How has living as an Ad Hoc guardian being conducive to your lifestyle and work in Jimmy Ringus?
The space is amazing. We have room for a studio set up and quiet rehearsals, which has helped us nail all the songs in detail, ready for the rehearsal room and studio, and I’ve been able to have the lights set up as I’ve designed the show.
Beyond that, having such low overheads has meant I’ve been able to ease off on my established day job (I’m a freelance copywriter) and put hours into the band, as well as the new events business I’m building off the back of it.
I’ve come across quite a few people doing similar things, thanks to the low overheads, whether to start a business, save for a wedding or pay off their student loans early.
Tell us about your living arrangements with Ad Hoc: location, building, house share etc.?
We occupy the day centre of a disused old folks’ home. There are four of us in here, all musicians. We have good-sized rooms, our own kitchen and wet room, and a really nice garden with a terrace, as well as plenty of storage.
Chris and I were the first in and Ad Hoc has always happy to accept our referrals when people moved out, so we all get along here. It’s like a big family.
Regarding the lifestyle, I’ve always thought humans are designed to live in tribes, not ones or twos in small boxes they spend their whole lives trying to pay for, Here I have my on space when I want it, but some amazing company as well!
It’s especially great for someone like me: in my middle years, divorcee and really not thrilled by the idea of having to repay a mortgage in the maximum term available of about 20 years. I’d rather have time to spend than a pile of bricks to pay for,.
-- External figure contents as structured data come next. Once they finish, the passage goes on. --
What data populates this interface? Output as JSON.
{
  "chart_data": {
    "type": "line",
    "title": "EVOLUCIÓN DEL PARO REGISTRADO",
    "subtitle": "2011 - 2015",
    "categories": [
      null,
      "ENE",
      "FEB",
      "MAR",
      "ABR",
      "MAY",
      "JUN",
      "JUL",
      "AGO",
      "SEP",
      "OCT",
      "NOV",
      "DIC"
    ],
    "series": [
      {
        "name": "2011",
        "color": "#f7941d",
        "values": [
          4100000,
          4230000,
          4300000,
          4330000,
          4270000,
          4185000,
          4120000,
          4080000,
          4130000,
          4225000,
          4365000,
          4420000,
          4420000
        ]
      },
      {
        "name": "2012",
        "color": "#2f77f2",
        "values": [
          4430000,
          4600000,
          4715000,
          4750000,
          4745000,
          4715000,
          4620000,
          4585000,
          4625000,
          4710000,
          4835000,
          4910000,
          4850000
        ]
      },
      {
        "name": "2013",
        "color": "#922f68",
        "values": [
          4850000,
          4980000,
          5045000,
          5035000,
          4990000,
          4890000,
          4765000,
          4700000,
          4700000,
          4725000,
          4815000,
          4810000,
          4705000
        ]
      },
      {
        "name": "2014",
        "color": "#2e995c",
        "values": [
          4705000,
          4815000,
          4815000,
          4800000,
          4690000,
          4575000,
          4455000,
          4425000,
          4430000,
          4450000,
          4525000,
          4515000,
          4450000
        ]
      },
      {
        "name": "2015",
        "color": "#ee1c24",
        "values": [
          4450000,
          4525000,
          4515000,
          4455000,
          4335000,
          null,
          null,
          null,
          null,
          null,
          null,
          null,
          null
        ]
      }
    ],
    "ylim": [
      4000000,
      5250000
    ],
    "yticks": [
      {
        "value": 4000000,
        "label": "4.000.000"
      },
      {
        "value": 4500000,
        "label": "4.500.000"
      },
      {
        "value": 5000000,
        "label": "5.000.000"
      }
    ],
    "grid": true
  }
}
Do you have any advice for aspiring musicians out there?
I’m an aspiring musician myself, but I can share the things I’ve already found to be useful so far:
-Read The Six Figure Musician for a reality check on chasing the ‘getting signed’ dream and more importantly for tips on how to build your band.
-Work hard on your instrument, your music and your band.
-Don’t imagine any venue, manager or promoter out there is going to do all the work of marketing your music until you’ve put in the work yourself.
-Social media won’t get people to your gigs: flyers, talking to people and marketing in general will, which means time pounding the streets in the rain.
-Bands are like a marriage. Treat them that way. Talking is good.
-Promote your own gigs and try to make them an event.